Métrique | Signification | Interprétation dans l’anonymisation
|
|---|---|---|
MOTA | Multi-Object Tracking Accuracy - combine les faux positifs, les faux négatifs et les changements d’identifiant | Une valeur plus élevée signifie moins d’erreurs globales de suivi |
MOTP | Mesure de la précision de localisation des correspondances dans les anciens protocoles d’évaluation MOT | Influe sur la précision de positionnement du masque de flou |
IDF1 | Mesure de la cohérence de l’identification dans le temps | Importante pour la cohérence du masquage d’un même objet |
HOTA | Higher Order Tracking Accuracy - métrique combinant détection et association | Reflète bien la qualité réelle du suivi de trajectoires complètes |
FPS / latence | Vitesse de traitement et délai | Important d’un point de vue opérationnel, même si Gallio PRO ne réalise pas d’anonymisation en temps réel |
Pour mémoire, il convient d’indiquer la relation simple utilisée dans la littérature pour la MOTA :
MOTA = 1 - (FN + FP + IDSW) / GT
où FN désigne les objets manqués, FP les fausses détections, IDSW les changements d’identifiant, et GT le nombre d’objets de référence. Les définitions de ces métriques sont notamment utilisées dans les benchmarks MOTChallenge et dans les publications comparatives depuis 2015.
Défis et limites du Multi-Object Tracking
Le MOT n’élimine pas les problèmes liés à la qualité des données d’entrée. Si la détection d’un visage ou d’une plaque d’immatriculation est faible, le suivi sera lui aussi peu fiable. C’est pourquoi l’efficacité de l’anonymisation dépend de l’ensemble de la chaîne de traitement, et non du seul module de tracking.
Les limites les plus fréquentes sont les suivantes :
- occultations importantes et disparition de l’objet hors champ,
- petite taille de l’objet et faible résolution du contenu,
- flou de mouvement et compression vidéo avec pertes,
- forte similarité visuelle entre les objets d’une même scène,
- changements brusques de plan ou coupes de montage rompant la continuité des trajectoires.
Du point de vue de la conformité en matière de protection de la vie privée, cela implique la nécessité de valider le résultat final. Le suivi multi-objets améliore la stabilité du masquage, mais ne remplace pas le contrôle qualité du processus d’anonymisation. Cet aspect est particulièrement important pour les contenus publiés ou transmis à des tiers.
Références normatives et contexte pratique d’utilisation
Le MOT n’est pas une notion définie explicitement par le RGPD ni par les normes de protection des données en tant qu’obligation juridique autonome. Il s’agit d’une technique de traitement d’image qui soutient la réalisation d’un objectif : l’anonymisation ou la désidentification efficace d’un contenu vidéo. En pratique, il convient donc de le considérer comme une mesure technique soutenant les principes de privacy by design et de privacy by default définis à l’article 25 du RGPD, ainsi que la sécurité du traitement visée à l’article 32 du règlement (UE) 2016/679 du 27 avril 2016.

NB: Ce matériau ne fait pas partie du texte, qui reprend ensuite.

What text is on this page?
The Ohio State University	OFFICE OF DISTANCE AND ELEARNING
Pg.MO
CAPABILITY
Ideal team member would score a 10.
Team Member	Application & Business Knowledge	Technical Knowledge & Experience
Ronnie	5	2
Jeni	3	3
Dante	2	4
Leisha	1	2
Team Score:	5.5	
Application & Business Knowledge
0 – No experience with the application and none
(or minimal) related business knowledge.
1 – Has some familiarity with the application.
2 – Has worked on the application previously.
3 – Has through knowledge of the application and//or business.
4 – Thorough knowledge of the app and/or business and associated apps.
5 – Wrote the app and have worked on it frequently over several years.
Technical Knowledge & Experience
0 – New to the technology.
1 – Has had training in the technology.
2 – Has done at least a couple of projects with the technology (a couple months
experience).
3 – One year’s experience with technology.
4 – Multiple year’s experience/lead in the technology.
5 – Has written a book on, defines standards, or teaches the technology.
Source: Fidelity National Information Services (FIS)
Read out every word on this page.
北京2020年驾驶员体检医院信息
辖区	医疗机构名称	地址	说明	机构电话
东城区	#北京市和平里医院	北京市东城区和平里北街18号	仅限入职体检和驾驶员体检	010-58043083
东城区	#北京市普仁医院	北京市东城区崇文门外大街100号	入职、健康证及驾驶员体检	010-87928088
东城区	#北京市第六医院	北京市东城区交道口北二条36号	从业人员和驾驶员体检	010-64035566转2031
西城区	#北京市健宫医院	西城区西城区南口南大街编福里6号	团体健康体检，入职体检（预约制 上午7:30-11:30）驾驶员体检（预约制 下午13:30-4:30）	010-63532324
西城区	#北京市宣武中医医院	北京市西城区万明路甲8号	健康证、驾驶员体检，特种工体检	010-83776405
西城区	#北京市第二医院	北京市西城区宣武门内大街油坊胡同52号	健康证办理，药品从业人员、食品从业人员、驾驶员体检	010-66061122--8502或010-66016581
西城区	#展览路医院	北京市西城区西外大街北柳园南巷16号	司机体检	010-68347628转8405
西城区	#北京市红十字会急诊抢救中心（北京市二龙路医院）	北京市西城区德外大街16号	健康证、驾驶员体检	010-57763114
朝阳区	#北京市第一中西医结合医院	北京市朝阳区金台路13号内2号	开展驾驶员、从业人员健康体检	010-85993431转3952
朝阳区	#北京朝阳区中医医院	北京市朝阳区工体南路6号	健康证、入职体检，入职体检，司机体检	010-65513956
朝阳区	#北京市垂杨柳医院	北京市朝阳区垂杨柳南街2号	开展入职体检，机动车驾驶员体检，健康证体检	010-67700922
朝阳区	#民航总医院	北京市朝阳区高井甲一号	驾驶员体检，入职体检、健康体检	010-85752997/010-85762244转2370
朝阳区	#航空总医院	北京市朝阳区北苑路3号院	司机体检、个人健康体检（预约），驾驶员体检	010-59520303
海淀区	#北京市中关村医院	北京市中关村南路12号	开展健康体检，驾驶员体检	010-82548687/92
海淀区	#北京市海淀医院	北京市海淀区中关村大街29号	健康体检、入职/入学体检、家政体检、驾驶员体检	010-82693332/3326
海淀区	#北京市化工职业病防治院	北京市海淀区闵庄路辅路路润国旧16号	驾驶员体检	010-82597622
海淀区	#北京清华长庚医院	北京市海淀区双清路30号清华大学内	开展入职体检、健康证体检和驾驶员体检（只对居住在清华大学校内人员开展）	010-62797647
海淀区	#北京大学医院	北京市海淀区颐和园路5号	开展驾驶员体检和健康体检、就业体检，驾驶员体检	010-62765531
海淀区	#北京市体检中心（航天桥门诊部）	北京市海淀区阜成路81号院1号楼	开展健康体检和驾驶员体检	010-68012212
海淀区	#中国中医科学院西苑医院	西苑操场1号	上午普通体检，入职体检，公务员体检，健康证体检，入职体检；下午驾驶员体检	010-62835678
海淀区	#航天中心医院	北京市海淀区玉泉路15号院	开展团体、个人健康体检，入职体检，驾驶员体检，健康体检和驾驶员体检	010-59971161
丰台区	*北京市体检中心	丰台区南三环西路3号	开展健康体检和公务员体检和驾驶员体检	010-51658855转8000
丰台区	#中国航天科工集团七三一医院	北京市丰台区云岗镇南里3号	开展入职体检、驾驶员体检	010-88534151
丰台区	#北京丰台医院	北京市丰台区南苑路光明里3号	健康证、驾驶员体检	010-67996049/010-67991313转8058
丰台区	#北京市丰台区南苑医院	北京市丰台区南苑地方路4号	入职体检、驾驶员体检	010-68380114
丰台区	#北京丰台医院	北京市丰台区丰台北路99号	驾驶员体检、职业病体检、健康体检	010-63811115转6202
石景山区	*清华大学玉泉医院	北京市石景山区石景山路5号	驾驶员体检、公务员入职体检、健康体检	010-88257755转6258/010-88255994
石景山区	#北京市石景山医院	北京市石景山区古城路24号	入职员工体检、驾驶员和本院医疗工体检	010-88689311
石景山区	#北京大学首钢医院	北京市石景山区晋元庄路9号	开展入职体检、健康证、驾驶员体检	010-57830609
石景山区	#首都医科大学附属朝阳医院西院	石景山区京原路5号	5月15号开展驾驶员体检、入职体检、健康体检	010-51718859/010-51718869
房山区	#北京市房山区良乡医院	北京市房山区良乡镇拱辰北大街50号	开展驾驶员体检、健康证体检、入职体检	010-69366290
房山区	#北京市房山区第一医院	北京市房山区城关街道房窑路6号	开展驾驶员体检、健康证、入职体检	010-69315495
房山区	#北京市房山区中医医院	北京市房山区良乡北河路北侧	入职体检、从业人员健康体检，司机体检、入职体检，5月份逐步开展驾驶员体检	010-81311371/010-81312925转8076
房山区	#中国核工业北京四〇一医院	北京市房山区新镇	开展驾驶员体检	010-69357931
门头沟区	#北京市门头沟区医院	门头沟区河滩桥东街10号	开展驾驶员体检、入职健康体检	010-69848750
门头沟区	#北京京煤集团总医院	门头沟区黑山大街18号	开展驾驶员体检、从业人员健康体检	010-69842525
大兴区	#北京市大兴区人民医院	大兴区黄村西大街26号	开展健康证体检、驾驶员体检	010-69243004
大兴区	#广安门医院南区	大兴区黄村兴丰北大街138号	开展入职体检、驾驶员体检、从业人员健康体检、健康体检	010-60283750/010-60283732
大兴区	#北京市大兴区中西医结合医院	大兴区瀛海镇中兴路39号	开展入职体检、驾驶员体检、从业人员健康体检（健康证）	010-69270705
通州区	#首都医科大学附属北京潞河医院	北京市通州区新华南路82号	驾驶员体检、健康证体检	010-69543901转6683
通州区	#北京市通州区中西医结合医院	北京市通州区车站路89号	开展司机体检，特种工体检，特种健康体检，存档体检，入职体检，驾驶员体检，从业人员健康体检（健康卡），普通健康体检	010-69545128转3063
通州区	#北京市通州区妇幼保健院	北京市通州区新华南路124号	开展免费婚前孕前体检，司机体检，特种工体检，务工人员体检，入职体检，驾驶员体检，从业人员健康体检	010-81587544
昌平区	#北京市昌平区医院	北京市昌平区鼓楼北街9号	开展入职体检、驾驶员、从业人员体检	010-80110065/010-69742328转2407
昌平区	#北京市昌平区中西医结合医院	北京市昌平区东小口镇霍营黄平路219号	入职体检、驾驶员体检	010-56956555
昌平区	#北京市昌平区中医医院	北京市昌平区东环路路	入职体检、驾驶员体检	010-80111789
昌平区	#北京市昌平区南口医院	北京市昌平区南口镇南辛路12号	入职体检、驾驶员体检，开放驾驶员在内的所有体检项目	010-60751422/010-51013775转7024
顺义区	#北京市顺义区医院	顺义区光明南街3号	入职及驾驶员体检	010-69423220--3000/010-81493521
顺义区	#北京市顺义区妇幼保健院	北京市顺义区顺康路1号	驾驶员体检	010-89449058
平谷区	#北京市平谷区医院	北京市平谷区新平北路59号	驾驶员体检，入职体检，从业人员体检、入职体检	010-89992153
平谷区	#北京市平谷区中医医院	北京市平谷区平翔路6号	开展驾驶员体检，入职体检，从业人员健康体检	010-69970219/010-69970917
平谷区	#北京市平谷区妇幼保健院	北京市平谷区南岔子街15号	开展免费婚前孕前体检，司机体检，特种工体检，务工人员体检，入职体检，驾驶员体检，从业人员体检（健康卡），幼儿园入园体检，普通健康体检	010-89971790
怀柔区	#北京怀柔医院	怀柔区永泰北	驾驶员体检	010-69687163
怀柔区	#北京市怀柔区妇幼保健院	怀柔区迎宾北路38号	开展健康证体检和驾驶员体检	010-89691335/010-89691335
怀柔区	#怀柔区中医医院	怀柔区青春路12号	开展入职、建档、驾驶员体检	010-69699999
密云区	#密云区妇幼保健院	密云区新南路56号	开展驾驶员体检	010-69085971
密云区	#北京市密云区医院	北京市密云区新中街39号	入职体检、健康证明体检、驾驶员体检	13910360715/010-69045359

Dans les usages opérationnels, il faut garder à l’esprit que Gallio PRO fonctionne en mode on-premise et sert à l’anonymisation offline des photos et des enregistrements vidéo. Le logiciel masque automatiquement les visages et les plaques d’immatriculation, mais ne réalise ni anonymisation de flux vidéo ni traitement en temps réel. Dans ce contexte, le MOT doit être compris comme un mécanisme améliorant la cohérence du traitement d’un enregistrement après son chargement dans le système, et non comme un outil de surveillance en temps réel. Cela a une importance pour l’évaluation des risques, l’architecture de déploiement et le périmètre des données opérationnelles. En outre, conformément aux principes du système, les logs ne devraient contenir ni données personnelles ni enregistrements de détection de visages et de plaques d’immatriculation.